3x – 7y < –21

how would I graph this?

Please help.

type in the formula at

wolframalpha.com

Thank You so much!!!!!

You will find that a wonderful resource for graphing and solving equations and so forth.

Another excellent graphing resource is
http://rechneronline.de/function-graphs

To graph the inequality 3x - 7y < -21, you can follow these steps:

Step 1: Begin by graphing the equivalent equation 3x - 7y = -21.
- To graph the equation, you need to find two points on the line. You can do this by assigning arbitrary values to either x or y and solving for the other variable. Let's choose y = 0:
Substitute y = 0 into the equation: 3x - 7(0) = -21.
Simplify the equation: 3x = -21.
Solve for x: x = -7.
So, you have the first point (-7, 0).
- Now let's choose x = 0:
Substitute x = 0 into the equation: 3(0) - 7y = -21.
Simplify the equation: -7y = -21.
Solve for y: y = 3.
So, you have the second point (0, 3).

Step 2: Plot the two points (-7, 0) and (0, 3) on a coordinate plane.
- Draw an x-axis and a y-axis, and label them accordingly.
- Locate the point (-7, 0) by moving 7 units to the left on the x-axis from the origin (0, 0). This represents x = -7. Then, draw a point at that location.
- Locate the point (0, 3) by moving 3 units up on the y-axis from the origin (0, 0). This represents y = 3. Then, draw another point at that location.
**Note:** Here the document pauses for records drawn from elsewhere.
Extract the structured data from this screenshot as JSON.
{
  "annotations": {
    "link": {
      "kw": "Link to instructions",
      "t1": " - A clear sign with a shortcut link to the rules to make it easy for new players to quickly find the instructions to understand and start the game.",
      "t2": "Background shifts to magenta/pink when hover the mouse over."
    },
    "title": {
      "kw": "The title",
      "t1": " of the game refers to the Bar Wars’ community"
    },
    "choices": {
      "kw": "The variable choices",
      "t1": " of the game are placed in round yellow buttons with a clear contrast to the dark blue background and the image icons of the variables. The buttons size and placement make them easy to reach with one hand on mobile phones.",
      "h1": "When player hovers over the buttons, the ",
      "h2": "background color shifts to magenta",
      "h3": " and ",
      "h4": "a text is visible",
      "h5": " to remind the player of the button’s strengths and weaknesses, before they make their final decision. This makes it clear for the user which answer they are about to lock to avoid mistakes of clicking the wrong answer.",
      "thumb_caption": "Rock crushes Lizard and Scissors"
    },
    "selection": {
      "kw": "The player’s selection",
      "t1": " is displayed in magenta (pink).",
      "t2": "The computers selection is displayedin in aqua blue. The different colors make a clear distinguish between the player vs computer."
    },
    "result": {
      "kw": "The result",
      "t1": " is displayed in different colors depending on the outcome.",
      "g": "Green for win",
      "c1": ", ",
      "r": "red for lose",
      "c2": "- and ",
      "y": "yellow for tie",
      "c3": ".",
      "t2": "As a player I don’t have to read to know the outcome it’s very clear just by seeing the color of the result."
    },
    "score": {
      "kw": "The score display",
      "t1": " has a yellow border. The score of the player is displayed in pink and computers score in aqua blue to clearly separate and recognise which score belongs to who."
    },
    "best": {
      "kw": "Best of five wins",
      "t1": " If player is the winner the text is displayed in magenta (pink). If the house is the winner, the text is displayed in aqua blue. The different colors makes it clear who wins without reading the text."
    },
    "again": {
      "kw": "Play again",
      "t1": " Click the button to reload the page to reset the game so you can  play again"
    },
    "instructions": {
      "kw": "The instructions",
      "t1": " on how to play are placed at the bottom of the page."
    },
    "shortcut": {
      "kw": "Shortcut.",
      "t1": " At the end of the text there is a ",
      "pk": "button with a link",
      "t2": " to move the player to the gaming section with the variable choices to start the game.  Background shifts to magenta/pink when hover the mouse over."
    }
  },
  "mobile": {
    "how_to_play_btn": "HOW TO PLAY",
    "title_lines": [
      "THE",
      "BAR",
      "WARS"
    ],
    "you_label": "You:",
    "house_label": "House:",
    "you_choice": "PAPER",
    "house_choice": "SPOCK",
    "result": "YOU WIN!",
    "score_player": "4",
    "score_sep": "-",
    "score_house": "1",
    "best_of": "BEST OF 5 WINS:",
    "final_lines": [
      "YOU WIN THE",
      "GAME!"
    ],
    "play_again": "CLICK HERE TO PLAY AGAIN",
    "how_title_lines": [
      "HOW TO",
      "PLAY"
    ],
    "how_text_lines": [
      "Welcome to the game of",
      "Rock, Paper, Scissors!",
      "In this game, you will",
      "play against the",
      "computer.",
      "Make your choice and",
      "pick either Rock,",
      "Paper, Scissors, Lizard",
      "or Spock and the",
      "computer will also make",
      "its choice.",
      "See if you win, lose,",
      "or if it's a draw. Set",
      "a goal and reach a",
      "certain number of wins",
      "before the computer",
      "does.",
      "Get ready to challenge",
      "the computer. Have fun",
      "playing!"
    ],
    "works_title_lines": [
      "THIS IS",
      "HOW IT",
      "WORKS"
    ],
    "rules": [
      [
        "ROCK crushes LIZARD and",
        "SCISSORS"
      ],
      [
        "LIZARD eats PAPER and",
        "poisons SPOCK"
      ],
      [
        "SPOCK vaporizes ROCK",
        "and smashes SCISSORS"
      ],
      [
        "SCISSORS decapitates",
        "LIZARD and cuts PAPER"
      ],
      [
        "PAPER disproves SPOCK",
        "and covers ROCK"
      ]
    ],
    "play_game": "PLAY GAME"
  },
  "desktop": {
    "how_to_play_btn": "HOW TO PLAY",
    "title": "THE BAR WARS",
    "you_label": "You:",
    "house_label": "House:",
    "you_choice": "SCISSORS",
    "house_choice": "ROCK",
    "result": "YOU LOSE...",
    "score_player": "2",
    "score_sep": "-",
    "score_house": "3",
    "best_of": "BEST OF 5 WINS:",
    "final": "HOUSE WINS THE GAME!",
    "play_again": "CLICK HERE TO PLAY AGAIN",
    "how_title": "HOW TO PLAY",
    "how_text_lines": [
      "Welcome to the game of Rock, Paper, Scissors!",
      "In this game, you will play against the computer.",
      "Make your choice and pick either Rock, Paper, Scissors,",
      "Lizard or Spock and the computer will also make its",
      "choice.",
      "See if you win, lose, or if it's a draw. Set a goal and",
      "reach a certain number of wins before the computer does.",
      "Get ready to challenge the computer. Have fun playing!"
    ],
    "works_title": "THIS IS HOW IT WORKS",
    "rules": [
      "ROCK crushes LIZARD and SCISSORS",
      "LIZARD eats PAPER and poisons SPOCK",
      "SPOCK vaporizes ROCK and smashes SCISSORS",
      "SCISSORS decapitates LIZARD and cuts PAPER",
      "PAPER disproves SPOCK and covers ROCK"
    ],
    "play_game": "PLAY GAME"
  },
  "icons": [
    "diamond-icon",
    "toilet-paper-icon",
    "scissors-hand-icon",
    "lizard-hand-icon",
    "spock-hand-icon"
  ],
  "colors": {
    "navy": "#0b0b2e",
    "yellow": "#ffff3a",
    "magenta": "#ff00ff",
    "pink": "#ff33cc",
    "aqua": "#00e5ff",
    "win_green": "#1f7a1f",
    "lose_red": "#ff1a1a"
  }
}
Step 3: Identify the boundary line that connects the two plotted points.
- Connect the two points (-7, 0) and (0, 3) with a straight line. This line represents the equation 3x - 7y = -21.

Step 4: Determine the shading based on the inequality 3x - 7y < -21.
- Choose a test point that is not on the line. For simplicity, let's use the origin (0, 0) as the test point.
- Substitute the x and y values of the test point into the inequality 3x - 7y < -21:
3(0) - 7(0) < -21.
Simplify: 0 < -21.

Since the inequality is not true (0 is not less than -21), shade the region that does not include the origin. This means shading below the boundary line (since the test point, the origin, is not below the line).